Let's denote the worst-case running time of algorithm $A$ with input parameter $n$ by $T_A(n)$. The failure probability of algorithm $A$ might depend on $n$ as well — let's denote it by $q(n)$.
The worst-case running time of algorithm $A^*$, i. e. the $k$-times repetition of algorithm $A$ with input parameter $n$, is then obviously $T_{A^*}(k,n) = kT_A(n)$, and the failure probability of $A^*$ is $P_{\text{fail}}^{A^*}(k,n) = q(n)^k$. To choose $k$, let's fix a threshold $\epsilon > 0$ (the same for all $n$) such that we are satisfied if $A^*$ has failure probability at most $\epsilon$. When running $A^*$ with input parameter $n$, we of course choose $k$ to be the smallest number such that $q(n)^k < \epsilon$. Denote this number by $k_0(n, \epsilon)$. So the running time of $A^*$ is $T_{A^*}(n) = k_0(n, \epsilon)T_A(n)$.
As we saw before, thanks to the fact that $P_{\text{fail}}^{A^*}(k,n)$ is negligible in $k$, i. e. decreases very fast when $k$ increases, the running time $T_{A^*}(n)$ grows slowly if we decrease $\epsilon$. However, that analysis didn't cover how $T_{A^*}(n)$ behaves with respect to $n$; this behavior may be not as good. If the success probability of algorithm A, $p(n) = 1-q(n)$, decreases very quickly with $n$, then the number of repetitions must also grow very quickly, so that algorithm $A^*$ may get very slow for large $n$, even if the time complexity of algorithm $A$ is small.
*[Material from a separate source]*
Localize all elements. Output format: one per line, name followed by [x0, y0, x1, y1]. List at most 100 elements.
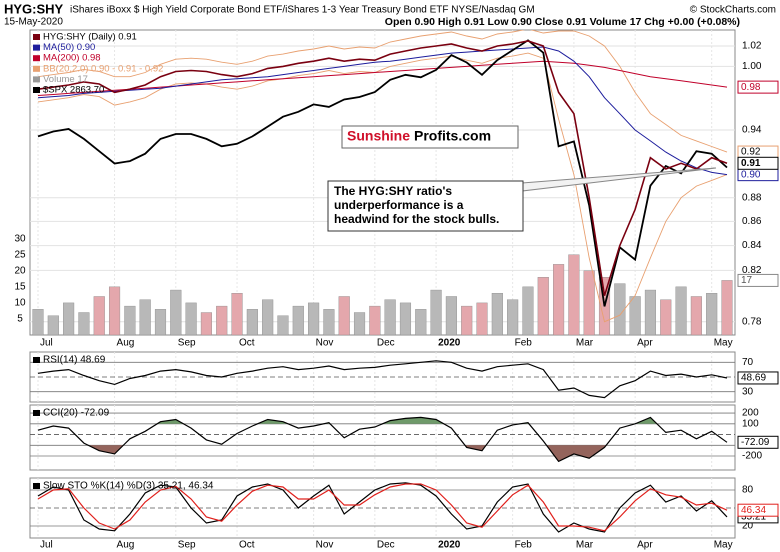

To be sure that the number of repetitions needed doesn't grow too fast with $n$, we need a lower bound on the probability $p(n)$ that would guarantee that $p(n)$ does not decrease too fast. This is in contrast with the concept of neglibility, which gave an upper bound on the failure probability $P_{\text{fail}}^{A^*}(k)$, guaranteeing that it converges to $0$ sufficiently fast. So we need a new asymptotic notion: if the function $p(n)$ doesn't get near $0$ too fast, it is called noticeable. The precise definition of noticeable is given below.
A positive function $f$ is noticeable if there exist a positive polynomial $p$ and a number $n_0$ such that $f(n)\geq 1/p(n)$ for all $n \geq n_0$.
Remark. Using the definition of noticeable given above, our heuristic claim, that algorithm $A^*$ gets very slow for large input parameters $n$ unless algorithm $A$ has a noticeable success probability, can actually be made precise. Namely, it can be proven that if algorithm $A$ has polynomial time complexity, then algorithm $A^*$ has polynomial time complexity too if and only if the success probability of A, $p(n)$, is noticeable.
Again, there are multiple alternative equivalent definitions:
- $f$ is noticeable;
- $f(n) \in \Omega(1/p(n))$ for some positive polynomial $p$;
- $p(n)f(n) \to \infty$ for some positive polynomial $p$;
- $n^i f(n) \to \infty$ for some $i \in \mathbb N$.
Consider the function $f(n):=1$ for even $n$ and $f(n):=2^{-n}$ for odd $n$. Is $f$ negligible? overwhelming? noticeable?
A warning: the word non-negligible is sometimes used as a synonym for noticeable, and sometimes to mean a function that is not negligible. Be aware of this when you see the word non-negligible!